Pakar Hukum Tegaskan Karya Jurnalistik Tak Bisa Jadi Barang Bukti Perkara Dokter Tifa
Dia menilai karya jurnalistik digunakan sebagai barang bukti dalam persidangan akan menjadi preseden yang kurang baik.
“Karena bagaimana pun karya jurnalistik ya, medium pers itu adalah wahana masyarakat, wahana komunikasi publik. Nah yang penting sebenarnya melalui instrumen UU pers, sebenarnya bisa diuji kalau ada substansi pemberitaan yang dianggap merugikan ada mekanismenya,” ungkapnya.
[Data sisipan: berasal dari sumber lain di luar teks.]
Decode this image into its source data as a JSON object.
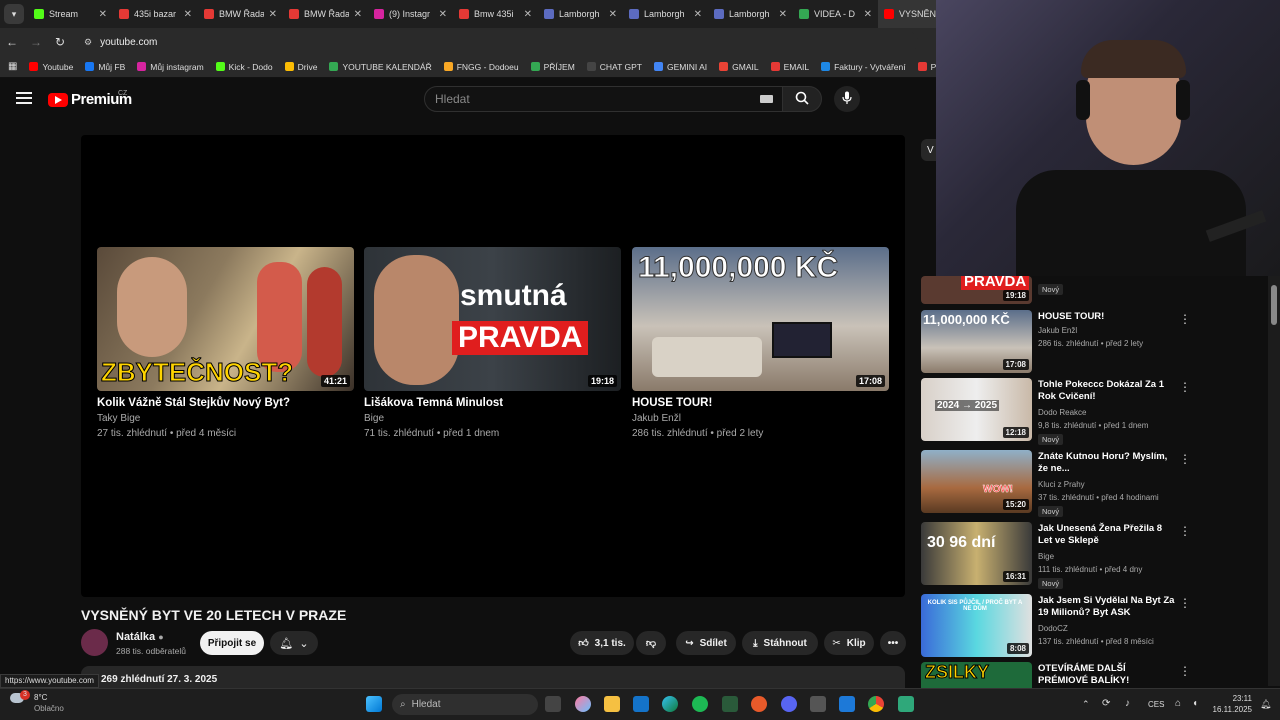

“Pertama, mekanisme hak jawab atau mekanisme hak koreksi, tidak kemudian begitu saja ini menjadi ruang hukum pidana. Sebab kalau ini yang terjadi, ini bisa mengancam kehidupan demokrasi,” lanjut dia.
Oleh karena itu, dia menyarankan aparat penegak hukum (APH) tidak menyertakan karya jurnalistik sebagai barang bukti. Menurutnya, banyak instrumen lain yang bisa digunakan sebagai barang bukti, seperti ijazah yang dipermasalahkan.
“Saya menyarankan pada APH bahan-bahan yang menyangkut instrumen pers, pemberitaan yang selama ini dimediakan pers dikeluarkan dari bahan-bahan atau alat bukti. Kan bisa digunakan alat bukti yang lain yang ada hubungannya dari evidence langsung dengan objek perkara. Misalnya ijazah, misalnya persidangan skripsi, dokumen-dokumen lain, alat bukti dan saksi-saksi yang ada hubungannya,” tegas dia.